Probiotic metabolites such as butyrate are therefore an important class of therapeutic compounds. These SCFAs are also a well-known class of epigenetic drugs known as histone deacetylase inhibitors (HDACi) that have a central role as anti-cancer agents with strong anti-proliferative effects on tumour cells [
28,
29]. This activity of SCFAs may explain the anti-inflammatory effects observed for probiotic bacteria.
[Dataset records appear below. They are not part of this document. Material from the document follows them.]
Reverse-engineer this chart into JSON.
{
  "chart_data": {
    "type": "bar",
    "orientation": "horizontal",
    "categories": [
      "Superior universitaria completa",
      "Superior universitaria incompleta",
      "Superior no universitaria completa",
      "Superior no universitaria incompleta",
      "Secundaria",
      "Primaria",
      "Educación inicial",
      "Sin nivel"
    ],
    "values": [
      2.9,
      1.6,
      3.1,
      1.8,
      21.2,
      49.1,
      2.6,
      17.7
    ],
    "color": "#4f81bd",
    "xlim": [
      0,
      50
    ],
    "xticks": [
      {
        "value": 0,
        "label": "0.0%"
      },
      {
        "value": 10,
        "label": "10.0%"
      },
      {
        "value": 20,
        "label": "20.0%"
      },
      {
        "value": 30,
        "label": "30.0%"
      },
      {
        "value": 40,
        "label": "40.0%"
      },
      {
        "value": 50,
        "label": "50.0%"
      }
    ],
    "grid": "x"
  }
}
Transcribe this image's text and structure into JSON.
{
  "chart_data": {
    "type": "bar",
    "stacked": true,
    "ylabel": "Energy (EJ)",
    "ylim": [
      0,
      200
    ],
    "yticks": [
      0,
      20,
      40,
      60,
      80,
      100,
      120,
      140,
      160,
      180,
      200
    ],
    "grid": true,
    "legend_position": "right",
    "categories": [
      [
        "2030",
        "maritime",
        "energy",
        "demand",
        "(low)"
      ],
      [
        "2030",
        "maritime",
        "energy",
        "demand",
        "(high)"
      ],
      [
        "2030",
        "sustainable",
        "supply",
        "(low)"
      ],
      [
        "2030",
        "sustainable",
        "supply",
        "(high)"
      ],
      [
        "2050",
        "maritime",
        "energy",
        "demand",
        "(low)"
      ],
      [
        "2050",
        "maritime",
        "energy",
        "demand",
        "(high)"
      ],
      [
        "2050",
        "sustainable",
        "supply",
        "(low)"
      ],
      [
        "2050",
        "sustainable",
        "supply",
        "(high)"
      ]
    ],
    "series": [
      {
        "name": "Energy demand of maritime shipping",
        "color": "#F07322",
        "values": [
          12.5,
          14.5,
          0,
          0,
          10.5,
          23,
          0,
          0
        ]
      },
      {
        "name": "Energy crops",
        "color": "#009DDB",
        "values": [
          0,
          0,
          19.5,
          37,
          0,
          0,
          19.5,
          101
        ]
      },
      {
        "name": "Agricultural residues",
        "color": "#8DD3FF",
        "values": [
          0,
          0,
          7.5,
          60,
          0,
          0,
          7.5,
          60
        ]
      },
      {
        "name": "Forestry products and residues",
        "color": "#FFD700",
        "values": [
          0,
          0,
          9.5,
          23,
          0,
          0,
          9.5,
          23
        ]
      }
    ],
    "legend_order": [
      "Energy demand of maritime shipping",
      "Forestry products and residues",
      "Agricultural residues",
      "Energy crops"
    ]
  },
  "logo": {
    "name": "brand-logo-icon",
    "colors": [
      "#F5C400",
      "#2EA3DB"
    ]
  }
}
Intriguingly, the principal HDACi compound is butyric acid (sodium butyrate) which inhibits most HDAC enzymes except class III and class II HDACs 6 and 10 [
30]. Butyrate is one of the most potent HDACi in human colon cancer cell lines suggesting an integral role as anti-inflammatory derivatives of microbial fermentation in the colon [
24]. Studies using fecal fermentation supernatants were found to be rich in butyrate and exhibited strong HDAC inhibitory properties in several colon cancer cell lines [
31]. The HDACi activity of butyrate and propionate was associated with blockade of DC development primarily through the Na
+ coupled monocarboxylate transporter Slc5a8 [
32].
Given the role of bacterial species in the production of SCFAs, probiotics may be considered as an alternative approach for the prevention or treatment of chronic inflammatory diseases. Evidence in support of this effect by probiotics is limited. The butyric acid-producing anaerobic bacterium,
Faecalibacterium prausnitzii, is a novel probiotic used for the treatment of inflammatory bowel disease (IBD) [
33]. The levels of this bacterium is lower in IBD and treatment of mice with
F. prausnitzii led to a shift in microbiota composition, reduced inflammatory cytokine levels such as IL-2, increased the anti-inflammatory cytokine IL-10 and reduced colitis and mortality, suggesting that butyrate and other related metabolites may be critical in host protection [
34]. The anti-inflammatory effects of SCFA-producing probiotic bacterium was further illustrated with
Propionibacterium freudenreichii, which was found to shift the extracellular pH from 7.5 to 5.5 in the colon and was related to levels of the SCFAs, acetate and propionate [
35]. It is possible that probiotic-derived SCFA metabolites such as butyrate produce HDACi effects that have multiple downstream effector functions on many target cells, including those of the immune system. This offers a promising intervention approach for the treatment of inflammatory conditions such as allergy and gastrointestinal disease. The exact mechanism(s) of action for probiotic bacteria have yet to be fully understood; therefore the epigenomic-modifying capacity of probiotics will be important in understanding how they mediate their health-promoting effects.
Competing interests
PVL, SSW and TCK declare that they have no competing interests. MLKT is a member of the medical advisory board of Nestle Nutrition Institute and has delivered speaker presentations for Wyeth/Pfizer.
Authors' contributions
PVL conceived and wrote the paper, SSW contributed to the manuscript, MLKT and TCK contributed to and critically appraised the manuscript. All authors read and approved the final manuscript.